Transformer manufacturers use present worth values to optimize proposed transformer designs in order to supply the lowest evaluated cost transformer.

If the present worth value of KW and KWH losses aren't included in transformer specifications, manufacturers will offer transformers with the lowest manufacturing cost.

Norbert Vasen's picture
Norbert Vasen on May 5, 2021

Hi Tony, I thought I submitted the answer already yesterday.

Thank you for it. If I imagine that your transformers are much bigger than the transformers that I am focused on (stepdown transformers that are in the enterprise, after the main meter, let's say between 0.5 and 1.0 MVA), then I suppose that the losses in the latter might be for example 4x as big.

Under this hypothesis, the present worth of the charges can be between 200 and 400% of the purchase price instead of your 50 to 100%.

If you agree with that, then we have an interesting argument for the entrepreneurs. If these transformers are after the main meter, they will have to pay for these losses and that is a good incentive to choose a good transformer.

I am looking forward to your reply.

Hi Norbert, this is a great question and I look forward to reading responses. I can’t speak to transformer losses, but believe most utilities in the United States understand that the cheapest solution is not usually the right way to go with transformers. Reliability and efficiency are very important. As it relates to T&D investment in general, I think a real problem in the U.S is the fact that there currently aren’t any efficiency standards. It seems that utilities are more likely to submit - and grid operators are more likely to approve - projects with the lowest upfront capital costs. From my point of view, efficiency and lifecycle costs are greatly overlooked. In today’s world, with demand for electricity expected to grow substantially, and climate change in center stage, it seems to be a horribly missed opportunity to ignore the importance of efficiency on the T&D system, including transformers and the wires themselves! As you may know, I was one of the developers of the high-capacity, low-sag ACCC Conductor. While we have policy issues in the U.S., I’m happy to report that several multinational banks are funding ACCC Installations, not only to support economic development, but also to help achieve GHG emission reduction initiatives. The ACCC Conductor reduces line losses by 30%. That is a big advantage, and shouldn’t be considered “project gold-plating.” Cheers!

Norbert Vasen's picture
Norbert Vasen on May 4, 2021

Hi Dave, thank you for your answer. Indeed wire losses are very important before the main meter. I saw now that you are of CTC Global, developer of the ACCC Conductor, a big energy and material saver on the high voltage lines. I think they must know that in Germany, where they have the problem of huge electric energy flows between the wind farms in the North and the big consumers in the South, thinking about reinforcing the power lines.

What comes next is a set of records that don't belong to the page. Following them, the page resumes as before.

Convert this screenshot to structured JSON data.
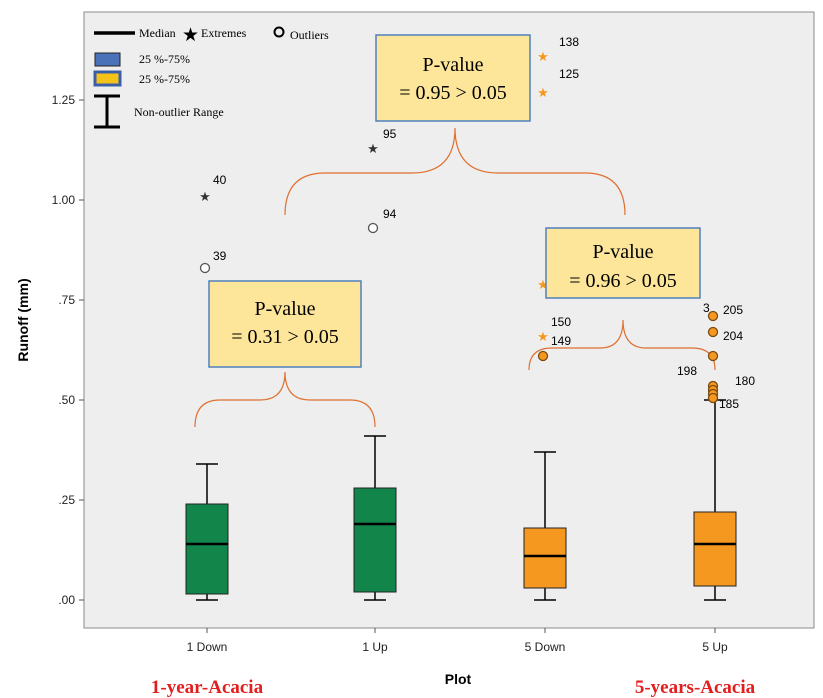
{
  "chart_data": {
    "type": "boxplot",
    "xlabel": "Plot",
    "ylabel": "Runoff (mm)",
    "ylim": [
      -0.07,
      1.47
    ],
    "yticks": [
      {
        "value": 0.0,
        "label": ".00"
      },
      {
        "value": 0.25,
        "label": ".25"
      },
      {
        "value": 0.5,
        "label": ".50"
      },
      {
        "value": 0.75,
        "label": ".75"
      },
      {
        "value": 1.0,
        "label": "1.00"
      },
      {
        "value": 1.25,
        "label": "1.25"
      }
    ],
    "categories": [
      "1 Down",
      "1 Up",
      "5 Down",
      "5 Up"
    ],
    "boxes": [
      {
        "category": "1 Down",
        "group": "green",
        "whisker_low": 0.0,
        "q1": 0.015,
        "median": 0.14,
        "q3": 0.24,
        "whisker_high": 0.34,
        "outliers": [
          {
            "value": 0.83,
            "label": "39"
          }
        ],
        "extremes": [
          {
            "value": 1.01,
            "label": "40"
          }
        ]
      },
      {
        "category": "1 Up",
        "group": "green",
        "whisker_low": 0.0,
        "q1": 0.02,
        "median": 0.19,
        "q3": 0.28,
        "whisker_high": 0.41,
        "outliers": [
          {
            "value": 0.93,
            "label": "94"
          }
        ],
        "extremes": [
          {
            "value": 1.13,
            "label": "95"
          }
        ]
      },
      {
        "category": "5 Down",
        "group": "orange",
        "whisker_low": 0.0,
        "q1": 0.03,
        "median": 0.11,
        "q3": 0.18,
        "whisker_high": 0.37,
        "outliers": [
          {
            "value": 0.61,
            "label": "149"
          }
        ],
        "extremes": [
          {
            "value": 0.66,
            "label": "150"
          },
          {
            "value": 0.79,
            "label": ""
          },
          {
            "value": 1.27,
            "label": "125"
          },
          {
            "value": 1.36,
            "label": "138"
          }
        ]
      },
      {
        "category": "5 Up",
        "group": "orange",
        "whisker_low": 0.0,
        "q1": 0.035,
        "median": 0.14,
        "q3": 0.22,
        "whisker_high": 0.5,
        "outliers": [
          {
            "value": 0.71,
            "label": "205"
          },
          {
            "value": 0.67,
            "label": "204"
          },
          {
            "value": 0.61,
            "label": ""
          },
          {
            "value": 0.535,
            "label": "180"
          },
          {
            "value": 0.525,
            "label": "198"
          },
          {
            "value": 0.515,
            "label": ""
          },
          {
            "value": 0.505,
            "label": "185"
          }
        ],
        "extremes": []
      }
    ],
    "extra_point_labels": [
      {
        "category": "5 Up",
        "value": 0.73,
        "label": "3"
      }
    ],
    "colors": {
      "green": "#12854a",
      "orange": "#f5981f",
      "frame_bg": "#eeeeee",
      "bracket": "#e07030",
      "annotation_bg": "#fde59a",
      "annotation_border": "#4f80bd",
      "group_label": "#e31e1e"
    },
    "legend": {
      "median": "Median",
      "extremes": "Extremes",
      "outliers": "Outliers",
      "range_green": "25 %-75%",
      "range_orange": "25 %-75%",
      "non_outlier": "Non-outlier Range"
    },
    "annotations": [
      {
        "title": "P-value",
        "text": "= 0.31 > 0.05",
        "compares": [
          "1 Down",
          "1 Up"
        ]
      },
      {
        "title": "P-value",
        "text": "= 0.95 > 0.05",
        "compares": [
          "1-year",
          "5-years"
        ]
      },
      {
        "title": "P-value",
        "text": "= 0.96 > 0.05",
        "compares": [
          "5 Down",
          "5 Up"
        ]
      }
    ],
    "group_labels": [
      "1-year-Acacia",
      "5-years-Acacia"
    ]
  }
}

It is also important for the huge distances in USA, and other countries like China, where CTC Global has cooperation agreements, as I read. By the way, are the single conductors in the cable against eddy currents and are DC high voltage lines also made with those single conductors put together? Anyway, I think ACCC is also applicable to DC because of the replacement of the steel core by glass and carbon fiber.